The Libertine
Picture:
C+ Sound: C+ Extras: D Film: C+
After
being responsible for a series of cheesy black and white films with nudity and
silly sexual situations the Audubon Company had to come up with a new trick (no
pun intended) not being able to get too sexually explicit. The simple answer was color film stock and
one of the results is the ever-silly The
Libertine (1969).
Catherine
Spaak is Mimi (the title character) ready to explore new sides of her
sexuality. Too bad this is a film that
will only allow her to explore stupidity.
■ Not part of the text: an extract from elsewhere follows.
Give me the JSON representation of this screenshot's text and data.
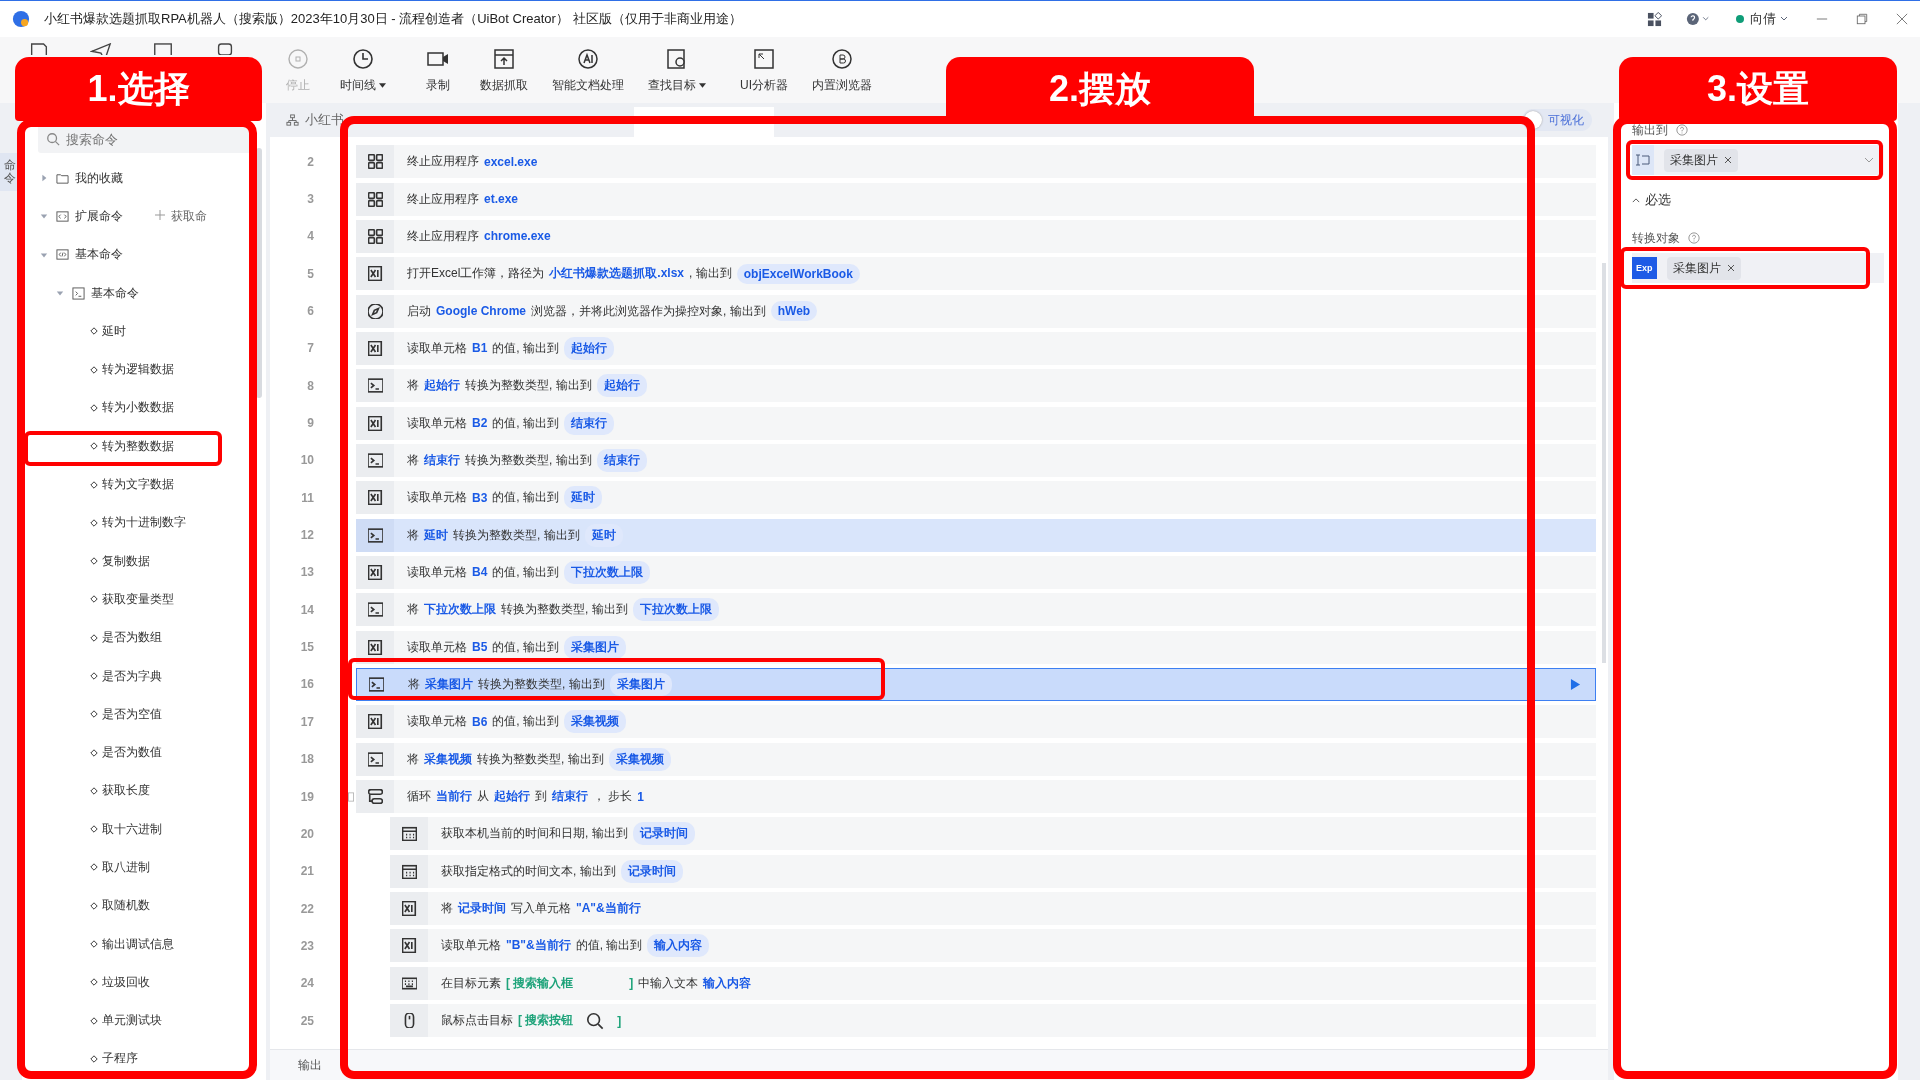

Jean-Louis Trintignant was somehow hoodwinked into starring in this
film, as if that gave it credibility about what it thought it was showing about
sex. Instead, it is one of his great bad
choices.
With that
said, once you get past the fact that you are being conned, you can enjoy how
goofy and dated the film is. I will give
it marks for its attempts to be stylish and actually pushing the color format
to some interesting effect, however basic.
As for the themes of the widow Mimi having to deal with her late
husband’s big sexual secret (not gay, just cheating with other women in wacky
ways), it is a hoot having to see her watch these activities on 16mm film, but
the actual implications are never thoroughly addressed. The film is too busy being bizarre, but that
usually also becomes silly.
The full
frame image is various, especially when censored footage is inserted of poorer
quality, but at least that makes the film more complete. Without that, the film would be even more
pointless. The color fidelity is not bad
at its best, but that is just not often enough.
The Dolby Digital 2.0 Mono is from various sources, but works out better
than many of the monochrome DVDs issued from this series of productions. Extras include some galleries of stills and
trailers of other films in the series, some liner notes from a current fan,
outtakes, and the original trailer for this film.
Another
way of trying to pump up the would-be art appeal of the film is to have a cinematographer
with an Italian name (Affio Contini), a female screenplay writer (Nicola
Ferrari-Ottavio Jemma) that is also Italian and makes her sound like she knows
sex secrets of a major superexoticar company, and any other configuration they
could come up with. Even if all the
names are real, they seem as unreal as the film. The
Libertine is a wacky curio at best, but is otherwise a waste of time.